How Adventurous is your CEO?
The Death of Steve Appleton and its Effect on Other Companies
Legally, CEO’s are not obligated to disclose hobbies to their company’s board of directors. However, with the recent death of Micron’s CEO, Steve Appleton, board members are becoming more concerned about being left in the dark. Appleton perished when the private small-engine plane he was piloting crashed in February. Directors and shareholders alike are wondering if their CEO’s also partake in risky hobbies. Future plans of expansion and investment are instantly delayed if the key leader suddenly cannot continue to work in their normal capacity.
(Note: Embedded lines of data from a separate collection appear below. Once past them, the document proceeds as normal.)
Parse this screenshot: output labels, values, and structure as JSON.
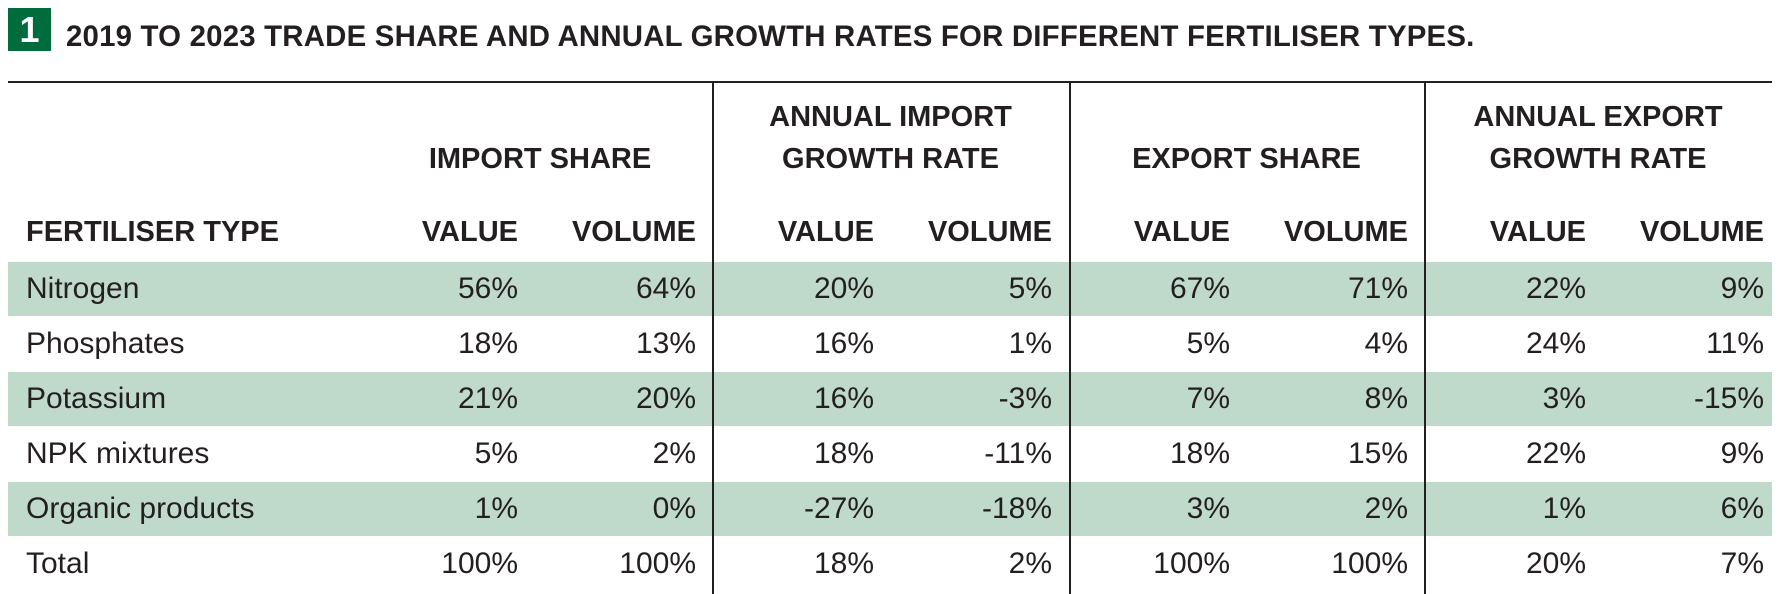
{
  "badge": {
    "number": "1",
    "color": "#006b3c"
  },
  "title": "2019 TO 2023 TRADE SHARE AND ANNUAL GROWTH RATES FOR DIFFERENT FERTILISER TYPES.",
  "colors": {
    "row_shade": "#bfd9cb",
    "rules": "#231f20"
  },
  "header": {
    "first_column": "FERTILISER TYPE",
    "groups": [
      {
        "line1": "",
        "line2": "IMPORT SHARE",
        "sub": [
          "VALUE",
          "VOLUME"
        ]
      },
      {
        "line1": "ANNUAL IMPORT",
        "line2": "GROWTH RATE",
        "sub": [
          "VALUE",
          "VOLUME"
        ]
      },
      {
        "line1": "",
        "line2": "EXPORT SHARE",
        "sub": [
          "VALUE",
          "VOLUME"
        ]
      },
      {
        "line1": "ANNUAL EXPORT",
        "line2": "GROWTH RATE",
        "sub": [
          "VALUE",
          "VOLUME"
        ]
      }
    ]
  },
  "rows": [
    {
      "type": "Nitrogen",
      "values": [
        "56%",
        "64%",
        "20%",
        "5%",
        "67%",
        "71%",
        "22%",
        "9%"
      ]
    },
    {
      "type": "Phosphates",
      "values": [
        "18%",
        "13%",
        "16%",
        "1%",
        "5%",
        "4%",
        "24%",
        "11%"
      ]
    },
    {
      "type": "Potassium",
      "values": [
        "21%",
        "20%",
        "16%",
        "-3%",
        "7%",
        "8%",
        "3%",
        "-15%"
      ]
    },
    {
      "type": "NPK mixtures",
      "values": [
        "5%",
        "2%",
        "18%",
        "-11%",
        "18%",
        "15%",
        "22%",
        "9%"
      ]
    },
    {
      "type": "Organic products",
      "values": [
        "1%",
        "0%",
        "-27%",
        "-18%",
        "3%",
        "2%",
        "1%",
        "6%"
      ]
    },
    {
      "type": "Total",
      "values": [
        "100%",
        "100%",
        "18%",
        "2%",
        "100%",
        "100%",
        "20%",
        "7%"
      ]
    }
  ],
  "chart_data": {
    "type": "table",
    "title": "2019 TO 2023 TRADE SHARE AND ANNUAL GROWTH RATES FOR DIFFERENT FERTILISER TYPES.",
    "columns": [
      "FERTILISER TYPE",
      "IMPORT SHARE VALUE",
      "IMPORT SHARE VOLUME",
      "ANNUAL IMPORT GROWTH RATE VALUE",
      "ANNUAL IMPORT GROWTH RATE VOLUME",
      "EXPORT SHARE VALUE",
      "EXPORT SHARE VOLUME",
      "ANNUAL EXPORT GROWTH RATE VALUE",
      "ANNUAL EXPORT GROWTH RATE VOLUME"
    ],
    "rows": [
      [
        "Nitrogen",
        56,
        64,
        20,
        5,
        67,
        71,
        22,
        9
      ],
      [
        "Phosphates",
        18,
        13,
        16,
        1,
        5,
        4,
        24,
        11
      ],
      [
        "Potassium",
        21,
        20,
        16,
        -3,
        7,
        8,
        3,
        -15
      ],
      [
        "NPK mixtures",
        5,
        2,
        18,
        -11,
        18,
        15,
        22,
        9
      ],
      [
        "Organic products",
        1,
        0,
        -27,
        -18,
        3,
        2,
        1,
        6
      ],
      [
        "Total",
        100,
        100,
        18,
        2,
        100,
        100,
        20,
        7
      ]
    ],
    "unit": "%"
  }
}
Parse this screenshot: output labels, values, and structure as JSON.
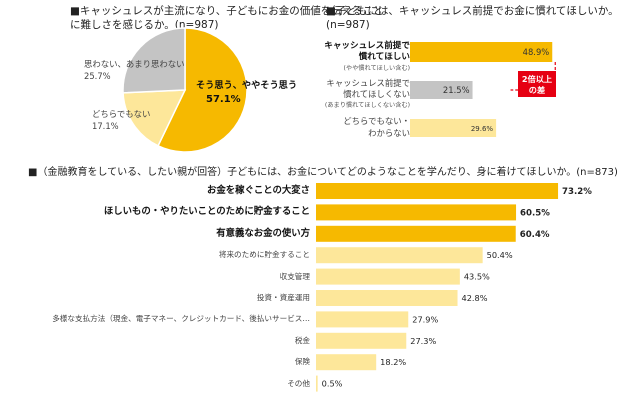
{
  "colors": {
    "strong": "#f6b900",
    "light": "#fde79a",
    "gray": "#c4c4c4",
    "red": "#e60012"
  },
  "chart_data": [
    {
      "type": "pie",
      "title_line1": "■キャッシュレスが主流になり、子どもにお金の価値を伝えること",
      "title_line2": "に難しさを感じるか。(n=987)",
      "slices": [
        {
          "label": "そう思う、ややそう思う",
          "value": 57.1,
          "value_label": "57.1%",
          "color": "#f6b900"
        },
        {
          "label": "どちらでもない",
          "value": 17.1,
          "value_label": "17.1%",
          "color": "#fde79a"
        },
        {
          "label": "思わない、あまり思わない",
          "value": 25.7,
          "value_label": "25.7%",
          "color": "#c4c4c4"
        }
      ]
    },
    {
      "type": "bar",
      "orientation": "horizontal",
      "title_line1": "■子どもには、キャッシュレス前提でお金に慣れてほしいか。",
      "title_line2": "(n=987)",
      "xlim": [
        0,
        55
      ],
      "bars": [
        {
          "line1": "キャッシュレス前提で",
          "line2": "慣れてほしい",
          "sub": "(やや慣れてほしい含む)",
          "value": 48.9,
          "value_label": "48.9%",
          "emphasis": true,
          "color": "#f6b900"
        },
        {
          "line1": "キャッシュレス前提で",
          "line2": "慣れてほしくない",
          "sub": "(あまり慣れてほしくない含む)",
          "value": 21.5,
          "value_label": "21.5%",
          "emphasis": false,
          "color": "#c4c4c4"
        },
        {
          "line1": "どちらでもない・",
          "line2": "わからない",
          "sub": "",
          "value": 29.6,
          "value_label": "29.6%",
          "emphasis": false,
          "color": "#fde79a"
        }
      ],
      "annotation": {
        "line1": "2倍以上",
        "line2": "の差"
      }
    },
    {
      "type": "bar",
      "orientation": "horizontal",
      "title": "■（金融教育をしている、したい親が回答）子どもには、お金についてどのようなことを学んだり、身に着けてほしいか。(n=873)",
      "xlim": [
        0,
        75
      ],
      "bars": [
        {
          "label": "お金を稼ぐことの大変さ",
          "value": 73.2,
          "value_label": "73.2%",
          "emphasis": true
        },
        {
          "label": "ほしいもの・やりたいことのために貯金すること",
          "value": 60.5,
          "value_label": "60.5%",
          "emphasis": true
        },
        {
          "label": "有意義なお金の使い方",
          "value": 60.4,
          "value_label": "60.4%",
          "emphasis": true
        },
        {
          "label": "将来のために貯金すること",
          "value": 50.4,
          "value_label": "50.4%",
          "emphasis": false
        },
        {
          "label": "収支管理",
          "value": 43.5,
          "value_label": "43.5%",
          "emphasis": false
        },
        {
          "label": "投資・資産運用",
          "value": 42.8,
          "value_label": "42.8%",
          "emphasis": false
        },
        {
          "label": "多様な支払方法（現金、電子マネー、クレジットカード、後払いサービス…",
          "value": 27.9,
          "value_label": "27.9%",
          "emphasis": false
        },
        {
          "label": "税金",
          "value": 27.3,
          "value_label": "27.3%",
          "emphasis": false
        },
        {
          "label": "保険",
          "value": 18.2,
          "value_label": "18.2%",
          "emphasis": false
        },
        {
          "label": "その他",
          "value": 0.5,
          "value_label": "0.5%",
          "emphasis": false
        }
      ]
    }
  ]
}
Meanwhile, businesses without a succession plan in place will undoubtedly suffer financial troubles should they unexpectedly lose their top executive.
“The Micron tragedy should be a wake-up call for boards,” says William M. Mower, a partner at law firm Maslon Edelman Borman & Brand LLP. The board of directors relies heavily on their CEO to protect and grow their investment firm. If the CEO could die at any moment because of some risky activity, the board deserves to know about it. However, since executives are not legally required to disclose this information, stakeholders in a company need to find another solution.
A board of directors was not entirely sure of their CEO’s hobbies, but was aware of his desire to race sailing yachts. Before his employment, this particular CEO had participated annually in the America’s Cup. During one race, the conditions were so treacherous that seven sailors perished on various boats. Afraid of suddenly losing their key component to the company, the board of directors decided to purchase key person coverage on their Chief Executive worth $10 million. The policy is structured so the company is named as the owner and beneficiary, meanwhile the CEO is named as the insured.
Companies can utilize coverages such as Key Person Insurance; buy sell insurance and critical asset protection to protect their investments in human capital on a worldwide basis.